Павийский подъемный канал – довольно трудное название для иностранки, трудное и непонятное; ее итальянский, выученный в Сан-Франциско, штат Аризона (не надо путать с другим Сан-Франциско), конечно, не позволял ей понять, что канал называется «подъемным» из-за того, что суда по нему тянут канатом с берега, как бы «поднимают» против течения; впрочем, ее привлекла совсем не этимология, з исключительно удобное расположение канала – он пролегал между двумя дорогами, с одной стороны широкое асфальтированное шоссе (она твердо заучила, как оно обозначено на карте: «Государственная автострада № 35»), с другой – сохранившийся с давних пор уютный проселок без всякого асфальта – «Старая подъемная дорога». А между ними – канал, в котором вода в это время года прибывает, что тоже немаловажно.

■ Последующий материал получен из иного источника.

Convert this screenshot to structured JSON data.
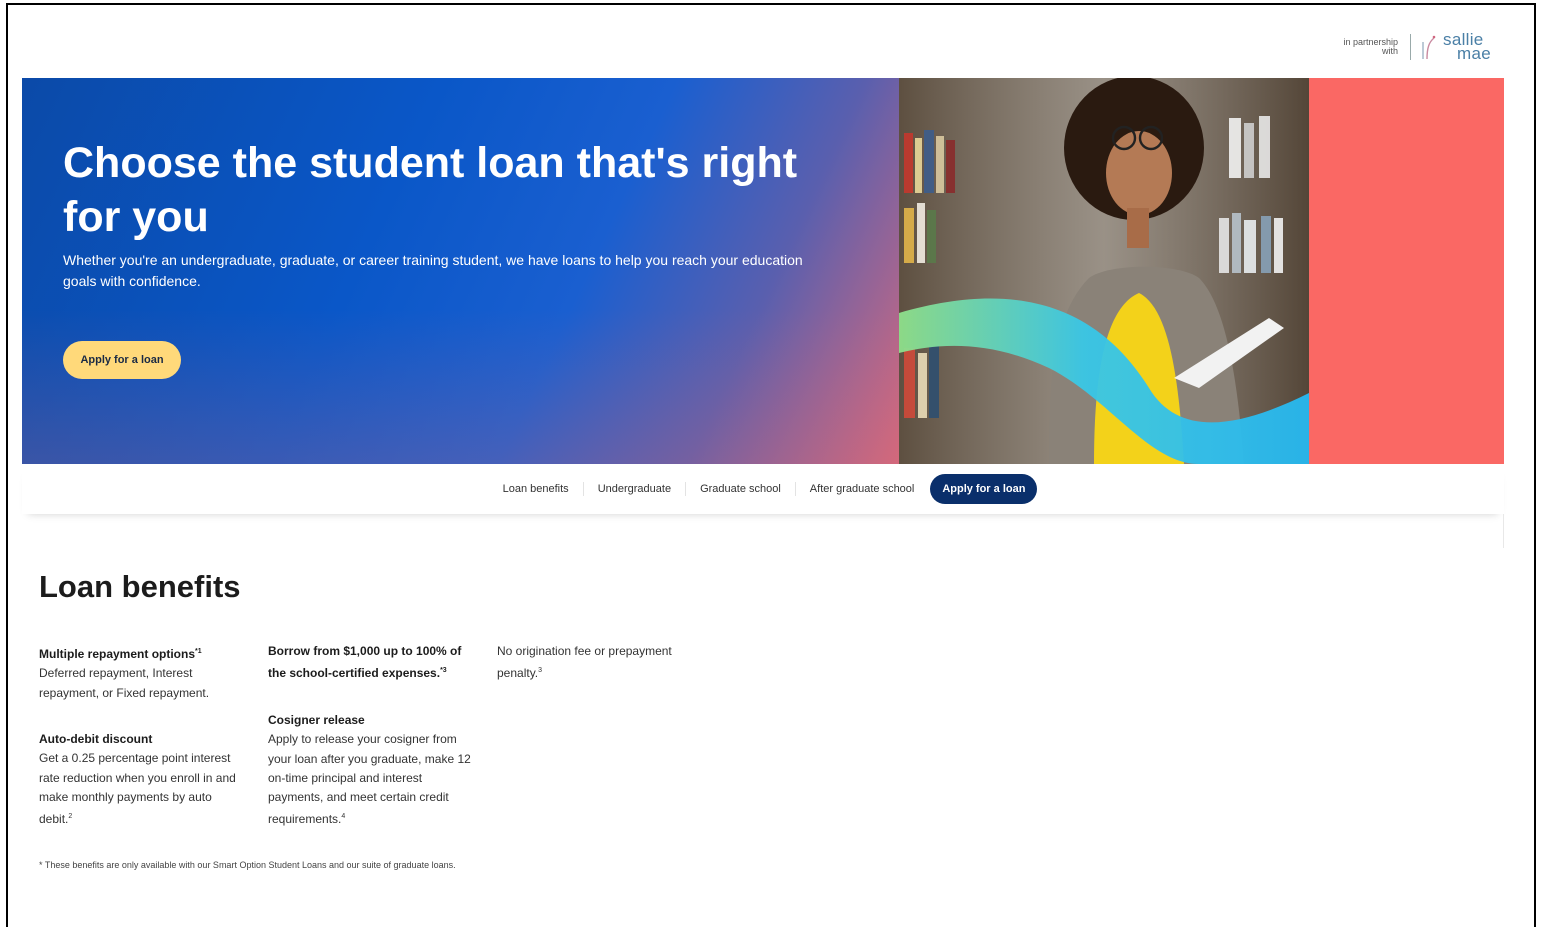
{
  "partner": {
    "line1": "in partnership",
    "line2": "with",
    "brand_line1": "sallie",
    "brand_line2": "mae"
  },
  "hero": {
    "title": "Choose the student loan that's right for you",
    "subtitle": "Whether you're an undergraduate, graduate, or career training student, we have loans to help you reach your education goals with confidence.",
    "cta": "Apply for a loan"
  },
  "tabs": {
    "items": [
      {
        "label": "Loan benefits"
      },
      {
        "label": "Undergraduate"
      },
      {
        "label": "Graduate school"
      },
      {
        "label": "After graduate school"
      }
    ],
    "cta": "Apply for a loan"
  },
  "benefits": {
    "title": "Loan benefits",
    "items": [
      {
        "heading": "Multiple repayment options",
        "mark": "*1",
        "body": "Deferred repayment, Interest repayment, or Fixed repayment."
      },
      {
        "heading": "Auto-debit discount",
        "mark": "",
        "body": "Get a 0.25 percentage point interest rate reduction when you enroll in and make monthly payments by auto debit.",
        "body_mark": "2"
      },
      {
        "heading": "Borrow from $1,000 up to 100% of the school-certified expenses.",
        "mark": "*3",
        "body": ""
      },
      {
        "heading": "Cosigner release",
        "mark": "",
        "body": "Apply to release your cosigner from your loan after you graduate, make 12 on-time principal and interest payments, and meet certain credit requirements.",
        "body_mark": "4"
      },
      {
        "heading": "",
        "mark": "",
        "body": "No origination fee or prepayment penalty.",
        "body_mark": "3"
      }
    ],
    "footnote": "* These benefits are only available with our Smart Option Student Loans and our suite of graduate loans."
  },
  "colors": {
    "hero_blue": "#0a57c8",
    "coral": "#fa6864",
    "cta_yellow": "#ffd97a",
    "nav_button": "#0a2f6b"
  }
}
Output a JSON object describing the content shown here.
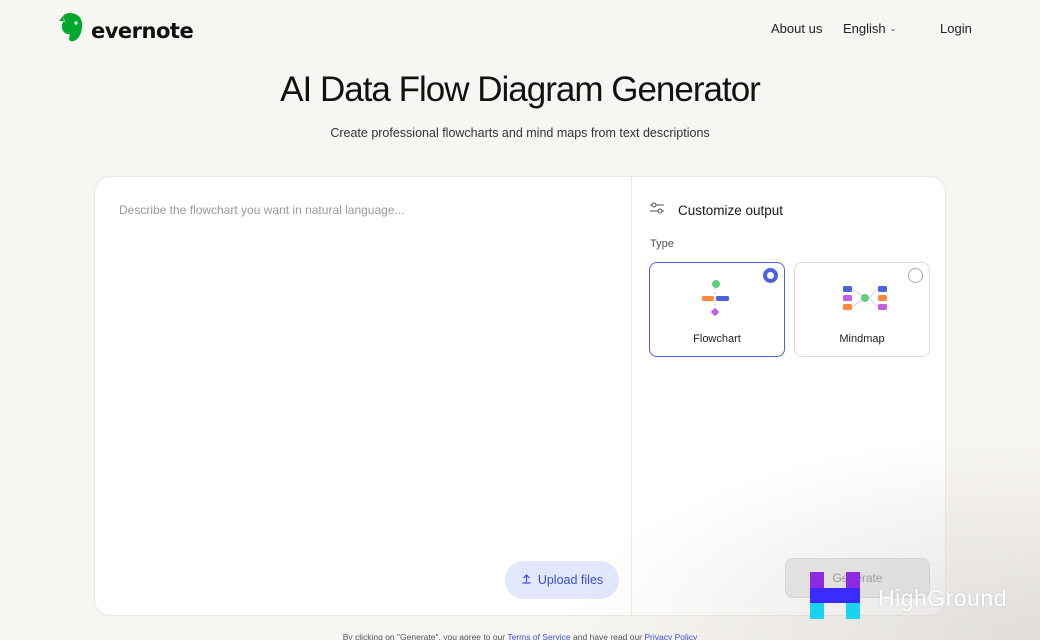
{
  "header": {
    "brand": "evernote",
    "nav": {
      "about": "About us",
      "language": "English",
      "login": "Login"
    }
  },
  "hero": {
    "title": "AI Data Flow Diagram Generator",
    "subtitle": "Create professional flowcharts and mind maps from text descriptions"
  },
  "editor": {
    "placeholder": "Describe the flowchart you want in natural language...",
    "upload_label": "Upload files"
  },
  "customize": {
    "title": "Customize output",
    "type_label": "Type",
    "options": [
      {
        "label": "Flowchart",
        "selected": true
      },
      {
        "label": "Mindmap",
        "selected": false
      }
    ],
    "generate_label": "Generate"
  },
  "footer": {
    "prefix": "By clicking on \"Generate\", you agree to our",
    "terms": "Terms of Service",
    "middle": "and have read our",
    "privacy": "Privacy Policy"
  },
  "watermark": {
    "text": "HighGround"
  },
  "colors": {
    "brand_green": "#00a82d",
    "accent_blue": "#4a63e0",
    "upload_bg": "#e3e7fb",
    "page_bg": "#f8f6f2"
  }
}
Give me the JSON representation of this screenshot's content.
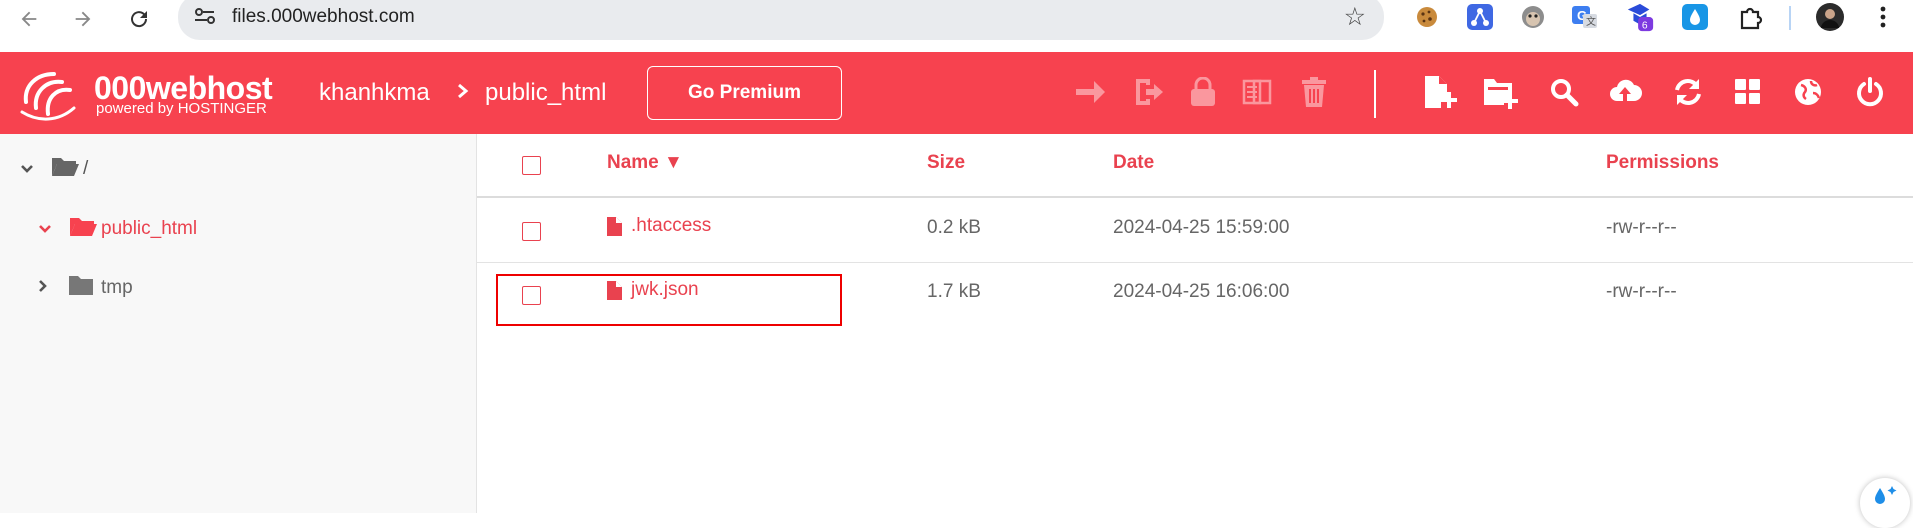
{
  "browser": {
    "url": "files.000webhost.com",
    "icons": [
      "back-icon",
      "forward-icon",
      "reload-icon",
      "tune-icon",
      "bookmark-star-icon",
      "cookie-extension-icon",
      "network-extension-icon",
      "monkey-extension-icon",
      "translate-extension-icon",
      "extension-badge-icon",
      "drop-extension-icon",
      "puzzle-extensions-icon",
      "profile-avatar",
      "more-vert-icon"
    ],
    "extension_badge": "6"
  },
  "app": {
    "brand_color": "#f7424f",
    "logo_main": "000webhost",
    "logo_sub": "powered by HOSTINGER",
    "breadcrumb": [
      "khanhkma",
      "public_html"
    ],
    "premium_label": "Go Premium",
    "toolbar_icons": [
      "move-icon",
      "rename-icon",
      "permissions-icon",
      "archive-icon",
      "delete-icon",
      "new-file-icon",
      "new-folder-icon",
      "search-icon",
      "upload-icon",
      "refresh-icon",
      "grid-view-icon",
      "web-icon",
      "power-icon"
    ]
  },
  "sidebar": {
    "items": [
      {
        "label": "/",
        "expanded": true
      },
      {
        "label": "public_html",
        "expanded": true,
        "active": true
      },
      {
        "label": "tmp",
        "expanded": false
      }
    ]
  },
  "table": {
    "headers": {
      "name": "Name ▼",
      "size": "Size",
      "date": "Date",
      "permissions": "Permissions"
    },
    "rows": [
      {
        "name": ".htaccess",
        "size": "0.2 kB",
        "date": "2024-04-25 15:59:00",
        "permissions": "-rw-r--r--"
      },
      {
        "name": "jwk.json",
        "size": "1.7 kB",
        "date": "2024-04-25 16:06:00",
        "permissions": "-rw-r--r--"
      }
    ]
  }
}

Вдобавок здесь нет никаких парапетов, ограждений, столбиков, так что ночью машина может свободно соскользнуть в воду, и ничто ее не остановит. Да-да, она только слегка подтолкнула «фиат» – Бог его знает, какая это модель! – и все было кончено за несколько секунд, точь-в-точь, как она рассчитала: передние колеса нарочно вывернула немного вправо, по направлению к воде, мотор, естественно, не выключила – понадобилось лишь чуть-чуть подтолкнуть сзади машину, где развалились те двое, разморенные от курицы с грибами, горгонцолы, печеных яблок с сабайоном и черной самбуки (за все расплатилась она), наверняка державшие ее за дурочку, под стать папаше, придурку из придурков; словом, машина с Аделью Сучкой, или Аделью Надеждой, и ее сожителем на диво легко съехала в полноводный канал, всплеск послышался в точно рассчитанное мгновение, то есть когда на большом шоссе не было ни единого автомобиля и темень стояла почти полная, только вдали, очень-очень далеко, светились фары. Струя воды обдала всю голову, сигарета, правда, не потухла, потом вторая струя, будто из насоса, ударила в грудь; кто бы мог подумать, что машина, свалившись в воду, вызовет такой каскад; сигарета в конце концов намокла, и пришлось долго отплевываться от месива папиросной бумаги и мокрого разбухшего табака; она чувствовала, как волосы, пахнущие зловонными водами Павийского подъемного канала, облепили лицо, и ждала, пока на поверхности появятся пузырьки воздуха.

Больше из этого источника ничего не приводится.